Martín se acuerda de Petrita, con sus carnes prietas y su cara lavada, con sus piernas derechas y sus senos levantándole la blusita o el jersey.

– Es un encanto de criatura, haría carrera y hasta podría ahorrar algunos duros. En fin, mientras siga decente, mejor hace. Lo malo será cuando la tumbe cualquier pescadero o cualquier guardia de Seguridad. Entonces será cuando se dé cuenta de que ha estado perdiendo el tiempo. ¡Allá ella!

Martin sale por Lista y al llegar a la esquina del General Pardiñas le dan el alto, le cachean y le piden la documentación.

Martín iba arrastrando los pies, iba haciendo ¡clas! ¡clas! sobre las losas de la acera. Es una cosa que le entretiene mucho…

Don Mario de la Vega fue pronto a la cama, el hombre quería estar descansado al día siguiente, por si salía bien la maniobra que llevaba doña Ramona.

El hombre que iba a entrar cobrando dieciséis pesetas, no era cuñado de una muchacha que trabajaba de empaquetadora en la tipografía "El Porvenir", de la calle de la Madera, porque a su hermano Paco le había agarrado la tisis con saña.

– Bueno, muchacho, hasta mañana, ¿eh?

– Adiós, siga usted bien. Hasta mañana y que Dios le dé mucha suerte, le estoy a usted muy agradecido.

– De nada, hombre, de nada. El caso es que sepas trabajar.

– Procuraré, sí, señor.

Al aire de la noche, Petrita se queja, gozosa, toda la sangre del cuerpo en la cara.

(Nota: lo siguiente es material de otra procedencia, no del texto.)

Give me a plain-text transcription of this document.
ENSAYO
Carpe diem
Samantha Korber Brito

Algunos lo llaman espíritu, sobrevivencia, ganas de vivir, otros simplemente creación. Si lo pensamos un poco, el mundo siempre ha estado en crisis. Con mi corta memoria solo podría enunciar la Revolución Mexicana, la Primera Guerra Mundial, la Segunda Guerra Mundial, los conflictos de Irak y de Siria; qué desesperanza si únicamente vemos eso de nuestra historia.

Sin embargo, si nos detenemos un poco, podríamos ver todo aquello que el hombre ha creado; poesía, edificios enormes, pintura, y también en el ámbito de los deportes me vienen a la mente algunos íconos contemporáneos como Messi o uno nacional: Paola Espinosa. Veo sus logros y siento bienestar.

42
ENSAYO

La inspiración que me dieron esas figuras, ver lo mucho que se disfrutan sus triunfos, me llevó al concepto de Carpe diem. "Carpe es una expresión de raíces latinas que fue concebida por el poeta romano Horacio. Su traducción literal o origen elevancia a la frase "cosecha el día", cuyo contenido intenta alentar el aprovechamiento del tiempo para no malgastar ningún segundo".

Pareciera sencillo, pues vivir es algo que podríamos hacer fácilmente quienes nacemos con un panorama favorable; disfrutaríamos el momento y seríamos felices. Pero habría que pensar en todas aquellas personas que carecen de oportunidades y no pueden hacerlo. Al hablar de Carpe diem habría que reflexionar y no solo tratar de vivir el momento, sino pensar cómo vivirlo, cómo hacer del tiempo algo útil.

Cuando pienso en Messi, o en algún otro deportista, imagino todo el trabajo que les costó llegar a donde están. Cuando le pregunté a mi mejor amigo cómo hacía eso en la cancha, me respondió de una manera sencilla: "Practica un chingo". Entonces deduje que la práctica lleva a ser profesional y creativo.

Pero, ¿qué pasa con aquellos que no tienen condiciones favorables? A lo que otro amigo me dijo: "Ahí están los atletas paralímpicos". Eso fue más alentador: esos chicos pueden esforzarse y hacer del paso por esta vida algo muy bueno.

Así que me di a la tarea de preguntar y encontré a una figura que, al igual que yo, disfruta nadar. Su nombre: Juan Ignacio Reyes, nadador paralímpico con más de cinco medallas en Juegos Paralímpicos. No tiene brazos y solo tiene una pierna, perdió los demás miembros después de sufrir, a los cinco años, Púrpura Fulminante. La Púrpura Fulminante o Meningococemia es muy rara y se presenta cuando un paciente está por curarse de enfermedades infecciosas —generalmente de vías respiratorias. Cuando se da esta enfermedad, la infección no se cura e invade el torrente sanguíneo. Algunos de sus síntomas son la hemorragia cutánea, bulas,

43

Petrita quiere mucho al guardia, es su primer novio, el hombre que se llevó las primicias por delante. Allí en el pueblo, poco antes de venirse, la chica tuvo un pretendiente, pero la cosa no pasó a mayores.

– ¡Ay, Julio, ay, ay! ¡Ay, qué daño me haces! ¡Bestia! ¡Cachondo! ¡Ay, ay!

El hombre le muerde en la sonrosada garganta, donde se nota el tibio golpecito de la vida.

Los novios esperan unos momentos en silencio, sin moverse. Petrita parece como pensativa.

– Julio.

– Qué.

– ¿Me quieres?

El sereno de la calle de Ibiza se guarece bajo un portal que deja entornado por si alguien llama.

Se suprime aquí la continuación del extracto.